= Allsport GPS =

Defunct fitness tracking application

Allsport GPS was a fitness tracking phone application combined with a website. As of March 2016, it was discontinued and services were shut down.

It uses GPS to provide performance statistics and is run on a GPS-enabled cell phone. The GPS gives Allsport GPS a precise way of measuring statistics such as pace, speed, time and distance. Users can view their route overlaid on a map. The application is used for fitness training regimes and goal tracking. The workout information uploads to the Allsport GPS website wirelessly. In 2006 Allsport GPS introduced the ability to view workouts in the Trimble Outdoors Google Earth layer.

== History ==
Allsport GPS is a part of the Trimble Outdoors product family. It is owned by Trimble Navigation which was founded in 1978. The Allsport GPS application was bought by Trimble in April 2006. The software continues to be updated periodically. Allsport GPS started out as only available on limited phone models and carriers, but this list has steadily been expanding since then. In 2007 Allsport GPS was released on Blackberry phones. Allsport GPS was released on AT&T phones in 2008.

== Functions ==
The purpose of Allsport GPS is to support fitness and performance tracking.
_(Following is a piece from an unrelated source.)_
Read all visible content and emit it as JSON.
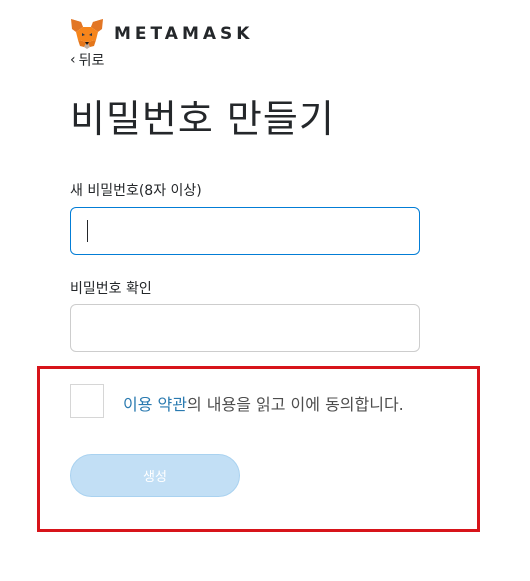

It is part of a trio of cell phone applications called Trimble Outdoors. It can be used for workouts such as running, jogging, mountain biking, road biking, and walking. The application is downloaded onto a GPS cell phone. The user then straps the phone onto themselves or onto their bike, or holds the phone for the duration of their workout. During the workout Allsport GPS supplies real time statistics such as calories burned, time, speed and distance. These statistics are updated every ten seconds.

After the workout, the data is automatically uploaded wirelessly to the website. The data can then be viewed, a trip calendar showing all workouts over time, and elevation and speed profiles. On the Allsport map function, the workout can be viewed on a map both on the phone and on the website. The route can be made public and shared with others. The user can do a trip search on the website and view other users' shared workouts as well as workouts from Bicycling Magazine. These routes can be downloaded from the website. The phone application has a race-against-yourself feature that enables the user to compare their times and distances multiple times over the same track.

== Reviews ==
Allsport GPS has been mentioned in print and internet publications such as Men’s Health Magazine and The New York Times Online. In 2007 it was named GPS Gadget of the Week by GeoCarta. Both Fred Zahradnik from About.com GPS and Laptop Magazine gave Allsport GPS 4/5 stars in 2007.